Osmanlı mülkünde Yahudiler, milliyetçilik akımına ağırlıklarını koyamayacak kadar sayıca azlıktılar. Padişahın izniyle Filistin’e yerleşme siyasetleri de İkinci Abdülhamit döneminde sınanmıştır; Padişah, Siyonizmin Filistin’e göç politikasına yeşil ışık yakmadı.

Milliyetçilik davası gütmedikleri için, Yahudilerin Osmanlı mülkünde bağımsızlık savları da olmadı; hoşgörünün sınırlarını zorlamadılar; beş yüzyıldan beri barış içinde kardeşçe yaşamanın gizemini toplumbilimin anahtarı böyle açıklar.

Türkler Anadolu’ya bin, Yahudiler de beş yüz yıl önce gelmişlerdir. İki göç arasındaki zaman farkı bir şeyi değiştirmez; bu topraklar hepimizin.

Eğer bağnaz değilsek, bilimsel açıdan olaylara yaklaşabiliyorsak, şu ulus kötü ya da barbar, bu halk iyi ya da soylu gibi ayrımların boş değer yargılarına dayandığını biliriz; ırkçılık insanlığın en kötü hastalığıdır.

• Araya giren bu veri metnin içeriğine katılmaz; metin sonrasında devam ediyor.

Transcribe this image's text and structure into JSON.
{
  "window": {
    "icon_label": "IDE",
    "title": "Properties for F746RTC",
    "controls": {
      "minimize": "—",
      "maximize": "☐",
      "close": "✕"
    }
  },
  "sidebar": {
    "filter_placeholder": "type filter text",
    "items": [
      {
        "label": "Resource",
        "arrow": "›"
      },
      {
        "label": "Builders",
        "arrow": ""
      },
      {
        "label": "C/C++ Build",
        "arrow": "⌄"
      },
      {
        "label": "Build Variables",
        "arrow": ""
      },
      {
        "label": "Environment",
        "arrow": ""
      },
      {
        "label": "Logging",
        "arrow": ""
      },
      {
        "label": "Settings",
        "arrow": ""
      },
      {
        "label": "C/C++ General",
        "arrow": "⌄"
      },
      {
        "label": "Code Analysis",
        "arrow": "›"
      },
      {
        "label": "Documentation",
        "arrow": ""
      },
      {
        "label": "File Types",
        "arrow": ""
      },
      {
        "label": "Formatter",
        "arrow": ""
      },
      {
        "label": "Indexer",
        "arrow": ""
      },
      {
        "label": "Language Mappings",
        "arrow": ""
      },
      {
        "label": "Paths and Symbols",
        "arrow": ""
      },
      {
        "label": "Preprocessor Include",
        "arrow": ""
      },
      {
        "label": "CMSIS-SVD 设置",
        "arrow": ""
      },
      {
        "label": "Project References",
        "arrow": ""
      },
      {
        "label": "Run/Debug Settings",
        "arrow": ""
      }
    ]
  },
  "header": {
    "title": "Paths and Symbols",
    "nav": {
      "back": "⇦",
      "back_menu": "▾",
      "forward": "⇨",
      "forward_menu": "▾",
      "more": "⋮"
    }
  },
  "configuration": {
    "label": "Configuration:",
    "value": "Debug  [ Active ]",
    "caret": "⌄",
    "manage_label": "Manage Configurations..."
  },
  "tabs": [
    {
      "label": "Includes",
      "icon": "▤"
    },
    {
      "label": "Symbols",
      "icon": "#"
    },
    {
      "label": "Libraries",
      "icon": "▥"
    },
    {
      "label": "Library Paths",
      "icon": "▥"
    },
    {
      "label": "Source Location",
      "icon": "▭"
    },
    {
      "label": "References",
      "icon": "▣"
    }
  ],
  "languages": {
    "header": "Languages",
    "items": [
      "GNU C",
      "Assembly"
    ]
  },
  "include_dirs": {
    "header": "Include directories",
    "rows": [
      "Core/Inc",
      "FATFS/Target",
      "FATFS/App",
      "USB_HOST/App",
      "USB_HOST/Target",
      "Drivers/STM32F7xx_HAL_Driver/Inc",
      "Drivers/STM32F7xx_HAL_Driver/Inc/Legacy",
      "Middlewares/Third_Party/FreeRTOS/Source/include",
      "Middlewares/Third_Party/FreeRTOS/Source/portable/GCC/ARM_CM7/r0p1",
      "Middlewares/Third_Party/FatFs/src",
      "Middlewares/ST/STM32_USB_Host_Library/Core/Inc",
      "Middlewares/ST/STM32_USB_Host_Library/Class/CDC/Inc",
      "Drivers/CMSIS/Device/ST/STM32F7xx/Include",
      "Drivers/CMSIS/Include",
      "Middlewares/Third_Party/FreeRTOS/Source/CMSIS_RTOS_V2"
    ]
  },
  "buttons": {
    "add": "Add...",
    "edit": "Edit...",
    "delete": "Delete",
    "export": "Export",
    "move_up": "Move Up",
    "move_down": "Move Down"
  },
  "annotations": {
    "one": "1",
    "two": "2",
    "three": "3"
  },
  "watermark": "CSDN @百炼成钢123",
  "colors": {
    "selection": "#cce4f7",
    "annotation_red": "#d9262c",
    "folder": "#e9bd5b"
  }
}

Etnik ayrımcılık çağdışıdır..

Yahudilerle Türkler arasında, Osmanlı’dan beri süregelen kardeşlik, tarihsel açıdan yerli yerine oturuyor; Nazi Almanyası’ndan kaçan bilim adamlarına Atatürk döneminde kucak açılması da bu yakınlığın en güzel sayfalarından birini oluşturuyor.

Yaşanan geçmişi, Osmanlı’nın yüceliği, Türklerin cüceliği gibi budalaca saplantılara kapılmadan akın mahkemesinde yargılamak ve bilimselliğin saydamlığında değerlendirmek çağdaş insana en yakışır mantıktır.